Early autumn at the start of deer season I am warned not to go into the woods behind my house. At seven, I understand the dangers of hunting season so I play in the yard and occasionally the pop-crack of a distant gun echoes from out of the trees. My family does not hunt. Our next door neighbors, however, do.
On Friday afternoon I play outside while my mother makes dinner. Our dog comes bounding out of our budding Christmas tree field carrying a large, long stick-like object. I know it is not a stick as it is too floppy, but from where I am I can’t tell exactly what it is. The dog zips by into the back field and I catch a bright flash of red.
I run over to the dog now lying in the grass gnawing on its treasure. I approach slowly, creeping up on the dog. He looks up at me as I near and wags his tail. I pet his head and kneel beside him looking at the object.
A pointed hoof, tan fur, a mangle of muscle, tendons and veins lay between the dog’s front paws. Our neighbor must have bagged a deer that morning and our dog had made off with a discarded leg. Just above the knee joint was a ragged chewed mess; a fly lands and crawls along the hoof. The dog began licking the bloody stump. And a plan began forming in my mind.
Show and Tell is on Monday. I giggle and reach down to pick up the leg. I pet his head and murmured softly and the dog allows me to ease the deer leg from the ground.
As I stand up the to dog bites at the leg pulling it back.
“Hey!” I shout at the dog.
He immediately releases the leg and I back up. He leaps at the leg again, tail still wagging. A game of tug of war has begun. A few minutes pass. Perhaps, my mother has noticed us from the kitchen window. Perhaps she has a sixth sense but she suddenly appears, yelling at both me and the dog. I drop the deer leg and the dog prances away for a second.
My mom takes the leg from both of us and tosses it into the woods. I am defeated momentarily. After dinner, both the dog and I make a second play for the leg. I win. I sneak the leg into the house and tuck it inside a paper bag before tiptoeing upstairs and hiding it away in the bottom of my closet. This will be the best Show and Tell ever. I gleefully hum to myself. My pride and excitement get the best of me though.
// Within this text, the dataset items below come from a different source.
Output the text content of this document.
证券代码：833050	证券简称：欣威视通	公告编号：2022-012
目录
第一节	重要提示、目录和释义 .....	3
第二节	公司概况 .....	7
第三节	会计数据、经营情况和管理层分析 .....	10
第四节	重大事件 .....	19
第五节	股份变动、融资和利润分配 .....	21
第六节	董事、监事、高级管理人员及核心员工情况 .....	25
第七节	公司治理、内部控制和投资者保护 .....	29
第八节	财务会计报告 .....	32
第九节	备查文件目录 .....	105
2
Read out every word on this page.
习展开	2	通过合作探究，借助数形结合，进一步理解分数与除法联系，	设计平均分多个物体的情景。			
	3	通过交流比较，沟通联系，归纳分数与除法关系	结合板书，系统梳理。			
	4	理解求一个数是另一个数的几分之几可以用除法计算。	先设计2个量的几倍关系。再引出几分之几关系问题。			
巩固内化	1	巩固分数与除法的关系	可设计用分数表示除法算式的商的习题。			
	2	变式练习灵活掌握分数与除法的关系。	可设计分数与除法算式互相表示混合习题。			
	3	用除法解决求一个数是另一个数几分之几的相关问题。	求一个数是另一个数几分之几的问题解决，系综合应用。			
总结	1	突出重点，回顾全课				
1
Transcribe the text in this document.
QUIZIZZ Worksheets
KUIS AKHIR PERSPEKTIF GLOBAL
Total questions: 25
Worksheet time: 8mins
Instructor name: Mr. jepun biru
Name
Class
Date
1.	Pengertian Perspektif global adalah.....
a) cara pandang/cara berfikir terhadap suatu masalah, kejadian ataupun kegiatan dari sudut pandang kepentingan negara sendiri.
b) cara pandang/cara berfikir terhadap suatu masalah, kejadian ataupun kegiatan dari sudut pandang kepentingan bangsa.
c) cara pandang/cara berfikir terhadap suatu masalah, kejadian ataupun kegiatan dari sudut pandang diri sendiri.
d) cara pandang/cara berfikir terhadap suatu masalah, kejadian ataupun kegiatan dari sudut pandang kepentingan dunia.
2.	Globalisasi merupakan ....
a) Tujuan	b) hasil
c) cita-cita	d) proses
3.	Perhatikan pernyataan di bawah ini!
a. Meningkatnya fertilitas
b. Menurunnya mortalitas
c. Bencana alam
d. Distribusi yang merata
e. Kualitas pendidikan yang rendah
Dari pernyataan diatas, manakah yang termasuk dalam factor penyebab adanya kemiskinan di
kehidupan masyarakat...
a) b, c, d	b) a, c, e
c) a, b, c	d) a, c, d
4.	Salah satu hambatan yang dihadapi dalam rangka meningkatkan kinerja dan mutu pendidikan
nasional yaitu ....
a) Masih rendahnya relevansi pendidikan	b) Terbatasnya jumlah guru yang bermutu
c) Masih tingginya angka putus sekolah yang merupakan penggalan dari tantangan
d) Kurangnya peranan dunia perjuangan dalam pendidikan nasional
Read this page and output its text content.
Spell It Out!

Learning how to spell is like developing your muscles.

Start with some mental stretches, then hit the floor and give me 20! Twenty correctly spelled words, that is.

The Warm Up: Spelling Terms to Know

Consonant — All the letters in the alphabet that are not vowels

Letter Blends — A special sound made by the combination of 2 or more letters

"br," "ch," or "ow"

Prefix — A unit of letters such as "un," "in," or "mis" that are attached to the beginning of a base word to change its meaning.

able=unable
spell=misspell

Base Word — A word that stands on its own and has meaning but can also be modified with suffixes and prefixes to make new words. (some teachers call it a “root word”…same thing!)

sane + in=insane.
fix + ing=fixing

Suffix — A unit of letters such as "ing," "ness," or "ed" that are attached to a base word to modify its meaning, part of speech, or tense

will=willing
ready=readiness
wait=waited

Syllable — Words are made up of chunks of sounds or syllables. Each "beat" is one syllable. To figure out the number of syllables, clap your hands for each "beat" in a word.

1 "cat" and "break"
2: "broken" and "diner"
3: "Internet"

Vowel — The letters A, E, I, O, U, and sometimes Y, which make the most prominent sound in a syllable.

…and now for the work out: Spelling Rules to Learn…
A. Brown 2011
In my enthusiasm, I blurt my secret to my cousin’s girlfriend (both of whom were staying with us at the time). I swear her to secrecy but at seven years old, I have yet to learn who I can trust. She listens with a growing look of concern and abject horror. I tell her my plans for Show and Tell and how cool I will be. She nods and thanks me for sharing such a great secret.
I skip up the stairs, my curly pigtails bouncing and prepare for a bath and bed. My mother calls to me from down stairs.
“Did you get that deer leg again?”
I shake my head slowly, more in disbelief than in a lie. How could she know? Did she see me? She must have magical powers. My cousin’s girlfriend comes to stand next to my mom at the bottom of the stairs.
I sigh and nod.
I give over the bag.
“This is disgusting,” my mom says to me. “What exactly were you planning on doing with this?”
I shrug. I am defeated again and this time I know there will be no more opportunities. The greatest Show and Tell my class would have ever seen will never happen.